Mental distress rarely happens out of the blue. Most often, these issues arise in the context of problematic relationships with family members, friends, romantic partners, or co-workers. I will help you make sense of what is going on in your relationships. We will work together to identify what you wish for in your relationships, as well as your fears, goals, and obstacles. We will find out what makes you feel stuck or hopeless. We will talk about the patterns in your relationships, or specific interactions with your partners or family members that make you feel at wit’s end.
Some of the most common reasons we seek psychotherapy are depression and anxiety. Depression is quite often driven by a chronically elevated and dysregulated anxiety. In some circumstances, anxiety disorders lead to severe depression or panic attacks. I specialize in these conditions.
I will help you identify which kind of anxiety you are suffering from. Yes, there are distinct types, and they vary in symptoms. I will help you demystify the different kinds of anxiety from something vague and nebulous to something you can recognize and identify. I will do my best to help you minimize the mental pain associated with these conditions and decrease the risk and the intensity of the future episodes.
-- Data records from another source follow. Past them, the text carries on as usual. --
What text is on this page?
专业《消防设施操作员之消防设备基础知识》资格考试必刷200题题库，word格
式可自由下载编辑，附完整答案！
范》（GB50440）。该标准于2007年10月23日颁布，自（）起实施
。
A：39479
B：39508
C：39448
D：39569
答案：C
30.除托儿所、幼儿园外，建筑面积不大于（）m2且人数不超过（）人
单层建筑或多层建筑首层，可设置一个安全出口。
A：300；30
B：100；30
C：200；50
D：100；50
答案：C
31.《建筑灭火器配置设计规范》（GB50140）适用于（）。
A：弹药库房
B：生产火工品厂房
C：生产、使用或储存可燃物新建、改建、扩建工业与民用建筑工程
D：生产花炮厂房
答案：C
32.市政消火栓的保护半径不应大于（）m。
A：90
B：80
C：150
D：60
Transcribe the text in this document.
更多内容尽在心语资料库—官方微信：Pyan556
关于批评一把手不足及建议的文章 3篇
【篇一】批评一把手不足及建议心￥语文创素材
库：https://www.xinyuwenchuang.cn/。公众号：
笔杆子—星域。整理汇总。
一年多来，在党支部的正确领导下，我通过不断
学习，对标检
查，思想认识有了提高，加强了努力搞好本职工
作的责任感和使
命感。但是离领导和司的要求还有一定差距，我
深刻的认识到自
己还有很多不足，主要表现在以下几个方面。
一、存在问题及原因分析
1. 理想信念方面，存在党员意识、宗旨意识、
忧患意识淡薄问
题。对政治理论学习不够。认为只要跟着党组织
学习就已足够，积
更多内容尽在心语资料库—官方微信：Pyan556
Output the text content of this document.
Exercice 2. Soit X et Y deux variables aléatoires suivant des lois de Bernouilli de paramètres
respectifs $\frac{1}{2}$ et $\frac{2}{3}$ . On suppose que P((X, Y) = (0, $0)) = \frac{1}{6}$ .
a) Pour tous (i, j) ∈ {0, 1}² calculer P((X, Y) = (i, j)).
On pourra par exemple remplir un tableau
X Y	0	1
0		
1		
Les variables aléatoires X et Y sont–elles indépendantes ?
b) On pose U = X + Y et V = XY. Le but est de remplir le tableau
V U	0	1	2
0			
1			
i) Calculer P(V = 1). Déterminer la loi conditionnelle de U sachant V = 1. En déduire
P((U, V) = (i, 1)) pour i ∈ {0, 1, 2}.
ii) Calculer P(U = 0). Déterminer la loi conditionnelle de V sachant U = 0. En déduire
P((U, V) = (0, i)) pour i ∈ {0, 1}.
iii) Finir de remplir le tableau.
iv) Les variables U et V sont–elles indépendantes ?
I treat acute, complex, and attachment trauma, commonly called Acute PTSD and Complex PTSD (c-PTSD). My training included comprehensive trauma-specialized coursework. I have studied neurobiology and psychology of acute and complex trauma thoroughly. My paper on working with trauma in psychotherapy won an award from the American Psychological Association, Division 29 and was published in a peer-reviewed journal Neuropsychoanalysis in 2014. I continue to study post-traumatic conditions, including dissociative disorders.